In Usenet Group sci.lang someone referred to your research on the Voynich manuscript, as described in https://www.folio.ca/using-ai-to-uncover-the-mystery-of-an-ancient-manuscript/ ("Using AI to uncover the mystery of an ancient manuscript", January 24, 2018) and https://transacl.org/ojs/index.php/tacl/article/download/821/174 ("Decoding Anagrammed Texts Written in an Unknown Language and Script"). This Usenet discussion (including my comments) can be found in Google Groups here: https://groups.google.com/d/msg/sci.lang/jlWEsHSdsRw/UTI4hmBEBAAJ.
You research is certainly interesting and important, but with all due respect, I think that regarding the use of Google Translate (page 10, section 5.4), you are not on the right track. That’s because for completely different and non-scientific reasons (fascination with scripts; boredom with what I should actually have been doing at the time; nostalgia for my C programming days), I happened to have done something similar to what you did:
I devised some schemes for writing Interlingua (a language that Google Translate does not support) in Greek script (in ways that make it immediately clear to human observers, that the result cannot possibly be Greek), and fed that ‘Greek’ to Google Translate. Surprisingly, the result is English that is often grammatical (or nearly so), and on superficial inspection, even seems to contain many interesting philosophical thoughts. If you look closer though, you will see that it is complete nonsense.
If we replace Interlingua with Hebrew, and the script and possible encodings in the Voynich manuscript with my Greek encoding schemes, we see the parallels. And just like the English I obtained from Google Translate does not reveal what my Interlingua originals were about, I think your results do not give us more insight into the meaning of the Voynich manuscript, and do not prove that it was originally in Hebrew.
What the results do show, is a shortcoming of Deep Learning techniques (as now employed by Google Translate and DeepL), which can produce seemingly sensible output from invalid input, if the invalidity of that input is not detected in a preliminary step in the translation algorithm.
The point is my ‘Greek’ Interlingua wasn’t Greek, but GT assumed that it was.

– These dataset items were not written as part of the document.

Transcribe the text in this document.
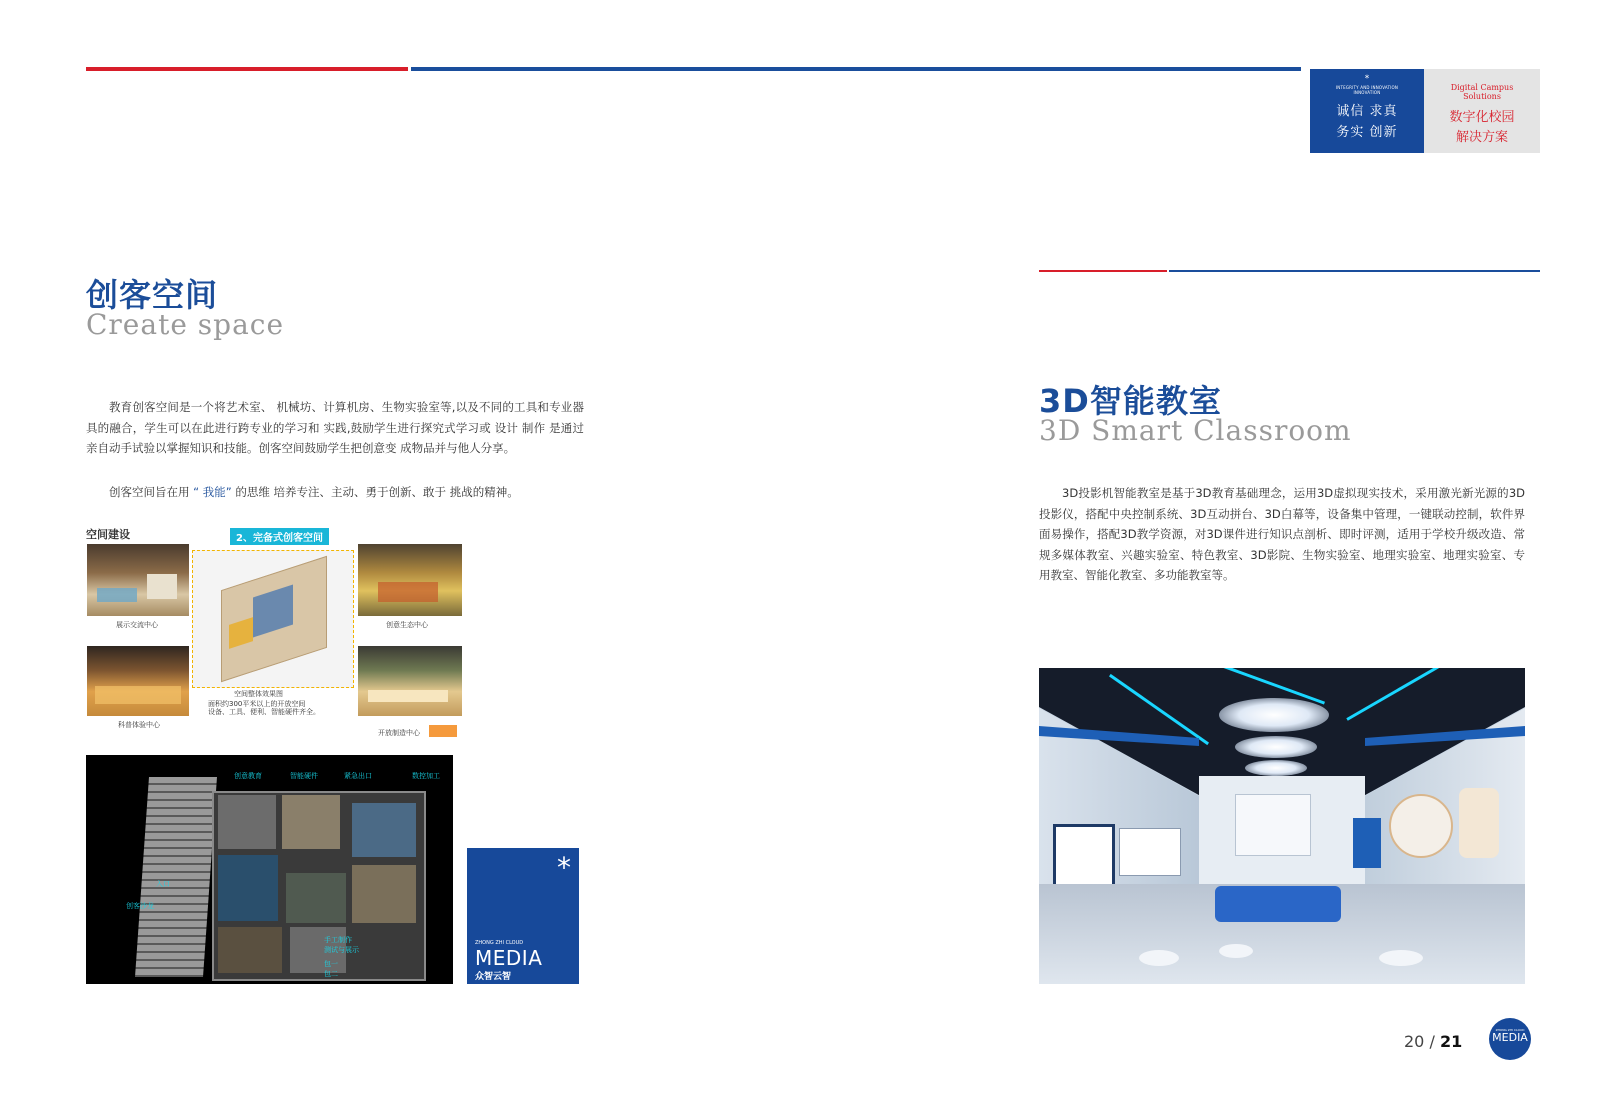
*
INTEGRITY AND INNOVATION INNOVATION
诚信 求真
务实 创新
Digital Campus Solutions
数字化校园
解决方案
创客空间
Create space
教育创客空间是一个将艺术室、 机械坊、计算机房、生物实验室等,以及不同的工具和专业器具的融合，学生可以在此进行跨专业的学习和 实践,鼓励学生进行探究式学习或 设计 制作 是通过亲自动手试验以掌握知识和技能。创客空间鼓励学生把创意变 成物品并与他人分享。
创客空间旨在用 “ 我能” 的思维 培养专注、主动、勇于创新、敢于 挑战的精神。
空间建设	2、完备式创客空间
展示交流中心
科普体验中心
空间整体效果图
面积约300平米以上的开放空间
设备、工具、便利、智能硬件齐全。
创意生态中心
开放制造中心
创意教育	智能硬件	紧急出口	数控加工
入口
创客沙龙
手工制作
测试与展示
包一
包二
*
ZHONG ZHI CLOUD
MEDIA
众智云智
3D智能教室
3D Smart Classroom
3D投影机智能教室是基于3D教育基础理念，运用3D虚拟现实技术，采用激光新光源的3D投影仪，搭配中央控制系统、3D互动拼台、3D白幕等，设备集中管理，一键联动控制，软件界面易操作，搭配3D教学资源，对3D课件进行知识点剖析、即时评测，适用于学校升级改造、常规多媒体教室、兴趣实验室、特色教室、3D影院、生物实验室、地理实验室、地理实验室、专用教室、智能化教室、多功能教室等。
20 / 21
ZHONG ZHI CLOUD
MEDIA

And my original Interlingua texts weren’t philosophical at all: one is about a car journey in France, during which I discovered a nice programme on a French classical music station, and I drank coffee with my wife; the other is about muscle and bones problems people may develop when residing in a spaceship without gravity, and my amazement that they don’t let the spacecraft rotate like a big bicycle wheel, so artificial gravity would result.
GT’s ‘translations’ give a completely different and therefore false impression of the contents.